Chris Code, 2003

Titre: The quantity of life for people with chronic aphasia.
Auteurs : Chris Code
Revue : Neuropsychological Rehabilitation, 2003, 13 (3), 379-390

L’originalité de cet article repose surtout, de mon point de vue de logopède, sur la méthode quantitative (plutôt que qualitative) utilisée pour estimer les conséquences de l’aphasie sur les activités sociales des personnes aphasiques chroniques.

L’auteur propose aux aphasiques et à un proche de noter, durant sept jours consécutifs, leurs activités extérieures : qui a été rencontré (médecin, frère, commerçant…), de quelle heure à quelle heure, où et pourquoi ?

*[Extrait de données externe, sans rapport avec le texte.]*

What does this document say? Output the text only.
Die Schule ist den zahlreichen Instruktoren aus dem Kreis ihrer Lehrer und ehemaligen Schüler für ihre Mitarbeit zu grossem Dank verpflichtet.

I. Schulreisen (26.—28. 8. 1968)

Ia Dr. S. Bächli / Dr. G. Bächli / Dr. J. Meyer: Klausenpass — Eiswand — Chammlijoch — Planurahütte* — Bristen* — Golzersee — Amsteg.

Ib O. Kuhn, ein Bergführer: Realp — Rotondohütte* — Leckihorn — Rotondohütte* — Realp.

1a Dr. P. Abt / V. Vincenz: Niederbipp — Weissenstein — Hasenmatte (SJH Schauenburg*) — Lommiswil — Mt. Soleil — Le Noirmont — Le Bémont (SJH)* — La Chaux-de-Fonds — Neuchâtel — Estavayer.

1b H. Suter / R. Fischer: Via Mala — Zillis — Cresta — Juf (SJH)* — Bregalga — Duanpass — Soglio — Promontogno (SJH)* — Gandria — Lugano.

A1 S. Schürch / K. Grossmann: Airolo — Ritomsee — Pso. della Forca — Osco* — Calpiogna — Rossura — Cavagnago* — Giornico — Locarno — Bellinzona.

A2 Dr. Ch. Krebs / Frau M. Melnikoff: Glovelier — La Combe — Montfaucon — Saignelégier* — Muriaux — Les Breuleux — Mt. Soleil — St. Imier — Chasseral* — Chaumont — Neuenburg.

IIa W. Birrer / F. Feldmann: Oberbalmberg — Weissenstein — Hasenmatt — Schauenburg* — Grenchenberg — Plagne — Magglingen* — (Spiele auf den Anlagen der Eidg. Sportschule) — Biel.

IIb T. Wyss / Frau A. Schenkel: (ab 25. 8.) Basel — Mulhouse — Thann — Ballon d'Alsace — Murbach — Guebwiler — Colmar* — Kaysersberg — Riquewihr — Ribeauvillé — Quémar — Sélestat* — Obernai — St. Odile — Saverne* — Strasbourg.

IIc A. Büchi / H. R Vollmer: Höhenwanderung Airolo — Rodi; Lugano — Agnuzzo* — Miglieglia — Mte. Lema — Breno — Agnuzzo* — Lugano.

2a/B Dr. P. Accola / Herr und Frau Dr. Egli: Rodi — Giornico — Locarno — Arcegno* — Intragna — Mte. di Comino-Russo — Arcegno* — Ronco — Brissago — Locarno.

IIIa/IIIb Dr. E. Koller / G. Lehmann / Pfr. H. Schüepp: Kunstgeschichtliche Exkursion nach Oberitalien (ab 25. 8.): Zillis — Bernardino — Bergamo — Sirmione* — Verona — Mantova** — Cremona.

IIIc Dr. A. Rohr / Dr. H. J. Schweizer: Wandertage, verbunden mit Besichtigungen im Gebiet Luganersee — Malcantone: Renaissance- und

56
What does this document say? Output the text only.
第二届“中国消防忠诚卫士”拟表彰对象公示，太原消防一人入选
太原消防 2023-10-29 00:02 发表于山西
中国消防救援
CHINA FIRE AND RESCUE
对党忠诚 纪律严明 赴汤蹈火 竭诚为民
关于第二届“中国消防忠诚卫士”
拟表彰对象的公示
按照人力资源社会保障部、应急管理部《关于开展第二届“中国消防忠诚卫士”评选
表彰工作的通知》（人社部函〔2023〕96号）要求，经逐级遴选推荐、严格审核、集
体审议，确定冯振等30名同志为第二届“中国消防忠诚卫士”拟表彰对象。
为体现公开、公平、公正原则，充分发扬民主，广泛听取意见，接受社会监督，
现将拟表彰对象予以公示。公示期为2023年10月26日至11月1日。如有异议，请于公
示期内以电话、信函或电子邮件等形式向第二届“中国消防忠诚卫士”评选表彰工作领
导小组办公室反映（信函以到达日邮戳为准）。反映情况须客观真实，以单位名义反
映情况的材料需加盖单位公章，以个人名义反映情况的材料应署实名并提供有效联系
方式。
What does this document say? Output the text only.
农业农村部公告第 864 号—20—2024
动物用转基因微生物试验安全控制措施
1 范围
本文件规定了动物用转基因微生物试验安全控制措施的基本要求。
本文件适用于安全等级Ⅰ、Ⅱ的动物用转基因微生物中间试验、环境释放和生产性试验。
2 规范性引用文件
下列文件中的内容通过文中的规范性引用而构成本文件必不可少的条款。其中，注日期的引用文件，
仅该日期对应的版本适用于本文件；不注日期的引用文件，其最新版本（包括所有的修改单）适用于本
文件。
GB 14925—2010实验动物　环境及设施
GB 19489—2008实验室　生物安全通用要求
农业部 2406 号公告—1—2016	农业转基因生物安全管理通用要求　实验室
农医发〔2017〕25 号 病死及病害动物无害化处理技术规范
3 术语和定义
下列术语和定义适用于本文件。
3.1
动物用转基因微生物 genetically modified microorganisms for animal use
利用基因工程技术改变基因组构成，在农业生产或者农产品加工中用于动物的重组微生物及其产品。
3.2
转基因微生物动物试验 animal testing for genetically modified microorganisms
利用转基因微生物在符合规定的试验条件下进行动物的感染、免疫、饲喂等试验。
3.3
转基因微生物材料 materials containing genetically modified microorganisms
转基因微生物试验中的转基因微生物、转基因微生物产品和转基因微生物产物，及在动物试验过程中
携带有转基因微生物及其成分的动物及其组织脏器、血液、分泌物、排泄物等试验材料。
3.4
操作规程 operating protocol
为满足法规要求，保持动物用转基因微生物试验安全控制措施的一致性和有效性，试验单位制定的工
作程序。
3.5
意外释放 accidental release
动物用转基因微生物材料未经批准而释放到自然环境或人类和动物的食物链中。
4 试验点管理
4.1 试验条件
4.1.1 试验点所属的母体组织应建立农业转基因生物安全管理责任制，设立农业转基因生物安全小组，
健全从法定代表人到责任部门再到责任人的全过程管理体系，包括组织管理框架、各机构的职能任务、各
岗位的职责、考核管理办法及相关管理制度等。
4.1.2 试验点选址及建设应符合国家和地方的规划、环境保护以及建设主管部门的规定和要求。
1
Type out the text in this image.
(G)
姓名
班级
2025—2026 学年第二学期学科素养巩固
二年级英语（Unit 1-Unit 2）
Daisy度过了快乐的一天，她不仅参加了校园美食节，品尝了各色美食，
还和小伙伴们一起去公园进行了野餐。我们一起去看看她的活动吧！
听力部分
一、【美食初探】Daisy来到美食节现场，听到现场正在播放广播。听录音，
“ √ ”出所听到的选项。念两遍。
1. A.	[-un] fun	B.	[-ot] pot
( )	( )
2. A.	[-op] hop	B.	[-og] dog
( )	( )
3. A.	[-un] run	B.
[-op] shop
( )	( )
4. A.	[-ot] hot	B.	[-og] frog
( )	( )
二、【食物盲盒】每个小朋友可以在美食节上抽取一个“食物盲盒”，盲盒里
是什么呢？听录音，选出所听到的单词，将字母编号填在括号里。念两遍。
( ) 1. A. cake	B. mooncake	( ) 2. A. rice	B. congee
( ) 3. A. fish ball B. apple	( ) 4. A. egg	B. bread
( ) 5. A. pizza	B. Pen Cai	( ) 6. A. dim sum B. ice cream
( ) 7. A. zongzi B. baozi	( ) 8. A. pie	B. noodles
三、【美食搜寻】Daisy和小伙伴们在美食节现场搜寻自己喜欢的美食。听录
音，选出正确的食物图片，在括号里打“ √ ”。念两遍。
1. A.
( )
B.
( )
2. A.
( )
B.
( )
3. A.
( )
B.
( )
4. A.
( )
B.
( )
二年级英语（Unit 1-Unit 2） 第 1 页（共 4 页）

Le SNAP (Social Network of Aphasia Profile ; Code, 2001) est un ensemble de 7 feuilles qui permet de noter cela très simplement, en plus de quelques renseignements tels que : date du début de l’aphasie, qui conduit, profession … ? Le SNAP fournit un index d’activité sociale et communautaire (IASC) basé sur le nombre d’heures passées en dehors de la maison.

Quant au CETI (Communicative Effectiveness Index ; Lomas et coll., 1978), il s’agit d’un questionnaire de mesure de communication fonctionnelle à remplir par un proche de la personne aphasique. Il comprend 16 questions touchant à l’attention, la communication verbale et non verbale, la compréhension auditive et écrite…
L’estimation se fait, pour chaque question, sur une échelle qui va de 0 à 100% de capacité. Et un score (de 0 à 100) est dérivé.

Dans cette étude, 38 aphasiques chroniques anglais participent avec un membre de la famille proche. L’IASC est considéré comme une variable dépendante dont on cherche à voir dans quelle mesure elle peut être prédite par des variables indépendantes telles que l’âge, la sévérité de l’aphasie, le temps depuis la lésion, le statut socioéconomique, le sexe, la mobilité physique.

Grossièrement, les résultats indiquent que la sévérité de l’aphasie est le premier facteur prédictif de l’IASC. L’âge et les déficitsmoteurs viennent ensuite.

Cependant, tous les facteurs analysés ne rendent compte que de 30% de la variance totale. L’influence du conjoint, par exemple, semble cruciale.

L’auteur note également que le temps de rééducation logopédique est nettement inférieur à ce qui serait nécessaire, selon d’autres études, pour être efficaces. Par ailleurs, aucun des aphasiques de l’étude n’a repris un travail, si ce n’est en tant que volontaires bénévoles pour certains.

Il est également rappelé à quel point l’aphasie est mal connue du public lorsque l’on fait la comparaison avec d’autres atteintes neurologiques. Cette méconnaissance a évidemment des retombées néfastes sur les services proposés.

L’auteur conclut par un certain nombre de suggestions afin, d’une part d’améliorer cet état de choses et, d’autre part, de poursuivre des études qui abordent les aspects plus qualitatifs des contacts sociaux des personnes aphasiques.